パク教授は、「しかし日本政府としては韓国最高裁判所が悪意的に国内法を誤って適用したため、実体的裁判拒否をしたと主張する余地はある」としつつ、これに関しても「今回の判決で最高裁判所にそのような悪意があったとは思えない。また、そのような悪意の立証は極めて難しい」と指摘した。

パク教授は、安倍元首相が新日鉄住金の再上告審判決直後、この問題について国会で「国際法に照らしてはならない判断」と批判したことを挙げ、「韓国最高裁判所が請求権協定を明白に誤まって解釈して適用し、実体的裁判拒否行為をしたという主張と理解することもできる発言だ」としつつ、「しかし、そのような主張が妥当となるには、韓国最高裁判所の判決が、誰が見ても《明らかに》請求権協定に反するものでなければならない」と指摘。しかし「同判決は、請求権協定に関してあり得るいくつかの解釈の可能性の一つをとって判決しただけなので、客観的に《明らかに》請求権協定に反するものとは見えない。安倍元首相が言うように《ありえない》請求権協定の解釈を根拠とした判決ではない」と述べている。

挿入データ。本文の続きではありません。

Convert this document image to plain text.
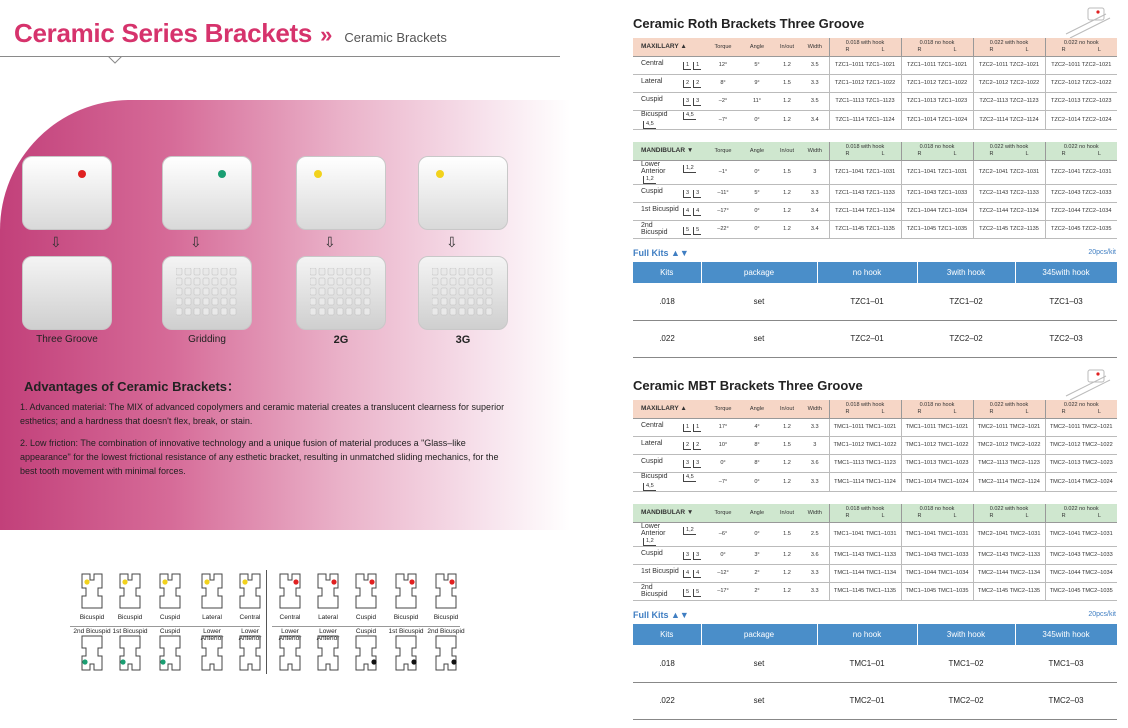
Ceramic Series Brackets » Ceramic Brackets
⇩
Three Groove
⇩
Gridding
⇩
2G
⇩
3G
Advantages of Ceramic Brackets：

1. Advanced material: The MIX of advanced copolymers and ceramic material creates a translucent clearness for superior esthetics; and a hardness that doesn't flex, break, or stain.

2. Low friction: The combination of innovative technology and a unique fusion of material produces a "Glass–like appearance" for the lowest frictional resistance of any esthetic bracket, resulting in unmatched sliding mechanics, for the best tooth movement with minimal forces.

Bicuspid
2nd Bicuspid
Bicuspid
1st Bicuspid
Cuspid
Cuspid
Lateral
Lower Anterior
Central
Lower Anterior
Central
Lower Anterior
Lateral
Lower Anterior
Cuspid
Cuspid
Bicuspid
1st Bicuspid
Bicuspid
2nd Bicuspid
Ceramic Roth Brackets Three Groove
MAXILLARY ▲	Torque	Angle	In/out	Width	0.018 with hook
R L	0.018 no hook
R L	0.022 with hook
R L	0.022 no hook
R L

Central 1 1	12°	5°	1.2	3.5	TZC1–1011 TZC1–1021	TZC1–1011 TZC1–1021	TZC2–1011 TZC2–1021	TZC2–1011 TZC2–1021
Lateral 2 2	8°	9°	1.5	3.3	TZC1–1012 TZC1–1022	TZC1–1012 TZC1–1022	TZC2–1012 TZC2–1022	TZC2–1012 TZC2–1022
Cuspid 3 3	–2°	11°	1.2	3.5	TZC1–1113 TZC1–1123	TZC1–1013 TZC1–1023	TZC2–1113 TZC2–1123	TZC2–1013 TZC2–1023
Bicuspid 4,54,5	–7°	0°	1.2	3.4	TZC1–1114 TZC1–1124	TZC1–1014 TZC1–1024	TZC2–1114 TZC2–1124	TZC2–1014 TZC2–1024
MANDIBULAR ▼	Torque	Angle	In/out	Width	0.018 with hook
R L	0.018 no hook
R L	0.022 with hook
R L	0.022 no hook
R L

Lower Anterior 1,21,2	–1°	0°	1.5	3	TZC1–1041 TZC1–1031	TZC1–1041 TZC1–1031	TZC2–1041 TZC2–1031	TZC2–1041 TZC2–1031
Cuspid 3 3	–11°	5°	1.2	3.3	TZC1–1143 TZC1–1133	TZC1–1043 TZC1–1033	TZC2–1143 TZC2–1133	TZC2–1043 TZC2–1033
1st Bicuspid 4 4	–17°	0°	1.2	3.4	TZC1–1144 TZC1–1134	TZC1–1044 TZC1–1034	TZC2–1144 TZC2–1134	TZC2–1044 TZC2–1034
2nd Bicuspid 5 5	–22°	0°	1.2	3.4	TZC1–1145 TZC1–1135	TZC1–1045 TZC1–1035	TZC2–1145 TZC2–1135	TZC2–1045 TZC2–1035
Full Kits ▲▼	20pcs/kit
Kits	package	no hook	3with hook	345with hook
.018	set	TZC1–01	TZC1–02	TZC1–03
.022	set	TZC2–01	TZC2–02	TZC2–03
Ceramic MBT Brackets Three Groove
MAXILLARY ▲	Torque	Angle	In/out	Width	0.018 with hook
R L	0.018 no hook
R L	0.022 with hook
R L	0.022 no hook
R L

Central 1 1	17°	4°	1.2	3.3	TMC1–1011 TMC1–1021	TMC1–1011 TMC1–1021	TMC2–1011 TMC2–1021	TMC2–1011 TMC2–1021
Lateral 2 2	10°	8°	1.5	3	TMC1–1012 TMC1–1022	TMC1–1012 TMC1–1022	TMC2–1012 TMC2–1022	TMC2–1012 TMC2–1022
Cuspid 3 3	0°	8°	1.2	3.6	TMC1–1113 TMC1–1123	TMC1–1013 TMC1–1023	TMC2–1113 TMC2–1123	TMC2–1013 TMC2–1023
Bicuspid 4,54,5	–7°	0°	1.2	3.3	TMC1–1114 TMC1–1124	TMC1–1014 TMC1–1024	TMC2–1114 TMC2–1124	TMC2–1014 TMC2–1024
MANDIBULAR ▼	Torque	Angle	In/out	Width	0.018 with hook
R L	0.018 no hook
R L	0.022 with hook
R L	0.022 no hook
R L

Lower Anterior 1,21,2	–6°	0°	1.5	2.5	TMC1–1041 TMC1–1031	TMC1–1041 TMC1–1031	TMC2–1041 TMC2–1031	TMC2–1041 TMC2–1031
Cuspid 3 3	0°	3°	1.2	3.6	TMC1–1143 TMC1–1133	TMC1–1043 TMC1–1033	TMC2–1143 TMC2–1133	TMC2–1043 TMC2–1033
1st Bicuspid 4 4	–12°	2°	1.2	3.3	TMC1–1144 TMC1–1134	TMC1–1044 TMC1–1034	TMC2–1144 TMC2–1134	TMC2–1044 TMC2–1034
2nd Bicuspid 5 5	–17°	2°	1.2	3.3	TMC1–1145 TMC1–1135	TMC1–1045 TMC1–1035	TMC2–1145 TMC2–1135	TMC2–1045 TMC2–1035
Full Kits ▲▼	20pcs/kit
Kits	package	no hook	3with hook	345with hook
.018	set	TMC1–01	TMC1–02	TMC1–03
.022	set	TMC2–01	TMC2–02	TMC2–03
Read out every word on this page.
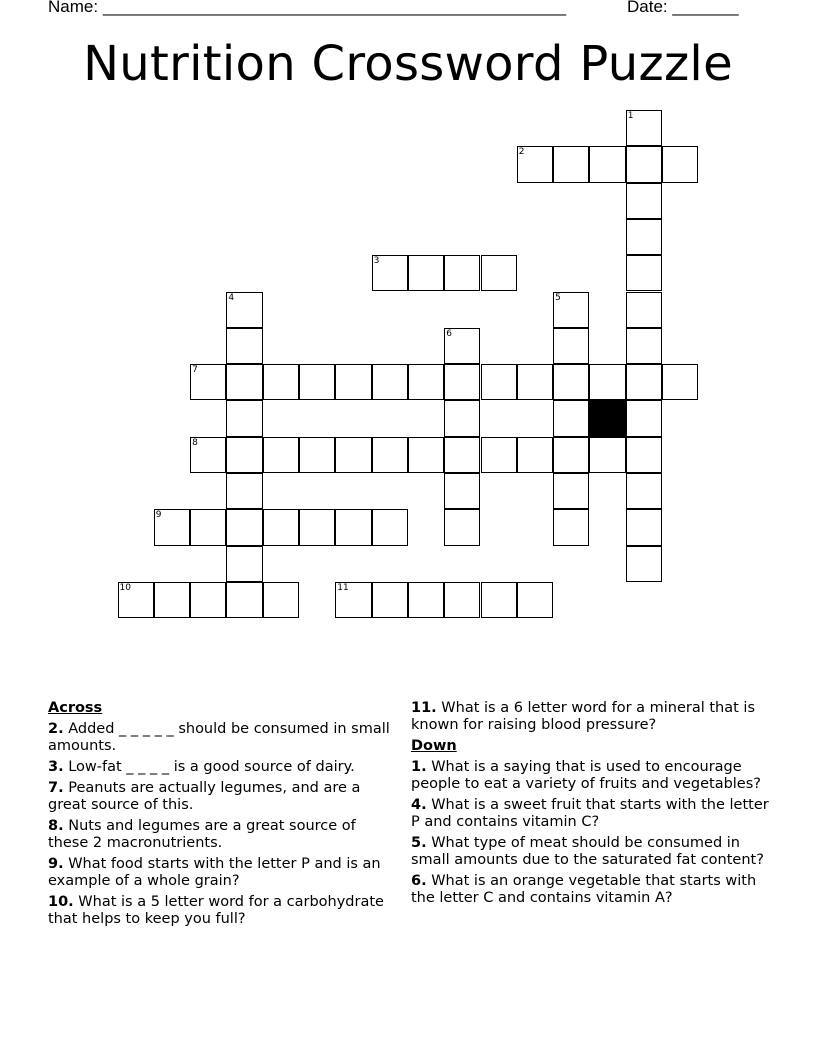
Name: _________________________________________________	Date: _______
Nutrition Crossword Puzzle
1
2
3
4	5
6
7
8
9
10	11
Across
2. Added _ _ _ _ _ should be consumed in small amounts.
3. Low-fat _ _ _ _ is a good source of dairy.
7. Peanuts are actually legumes, and are a great source of this.
8. Nuts and legumes are a great source of these 2 macronutrients.
9. What food starts with the letter P and is an example of a whole grain?
10. What is a 5 letter word for a carbohydrate that helps to keep you full?
11. What is a 6 letter word for a mineral that is known for raising blood pressure?
Down
1. What is a saying that is used to encourage people to eat a variety of fruits and vegetables?
4. What is a sweet fruit that starts with the letter P and contains vitamin C?
5. What type of meat should be consumed in small amounts due to the saturated fat content?
6. What is an orange vegetable that starts with the letter C and contains vitamin A?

パク教授は、「概して、日本政府が言う《請求権協定違反》または《国際法違反》とは、韓国最高裁判所の判決が請求権協定と衝突するという意味で理解することが妥当だろう」としつつ、「強制徴用関連最高裁判所の判決に関して韓日両国間に国際法上紛争が存在するためには、日本が特定の請求(claim、または要求)を提起し、韓国がそれを拒否しなければならない」とし、「紛争が発生するには、特定の請求に対する《特定の異議(objection)》が提起されなければならないからだ。明確な要求とそれに対する拒否がない状態の攻撃は《紛争》を発生させない」と説明した。

続けて、「紛争の存在を前提に日本が請求権協定上の仲裁委員会構成を要求した場合、当然韓国に対して明確な法的請求を提示したと考えられる」とし、「日本政府のそのような法的請求を確認すれば、韓国最高裁判所の判決に対する日本政府の法的主張が具体的に何を意味するのかも確認できるだろう」と伝えた。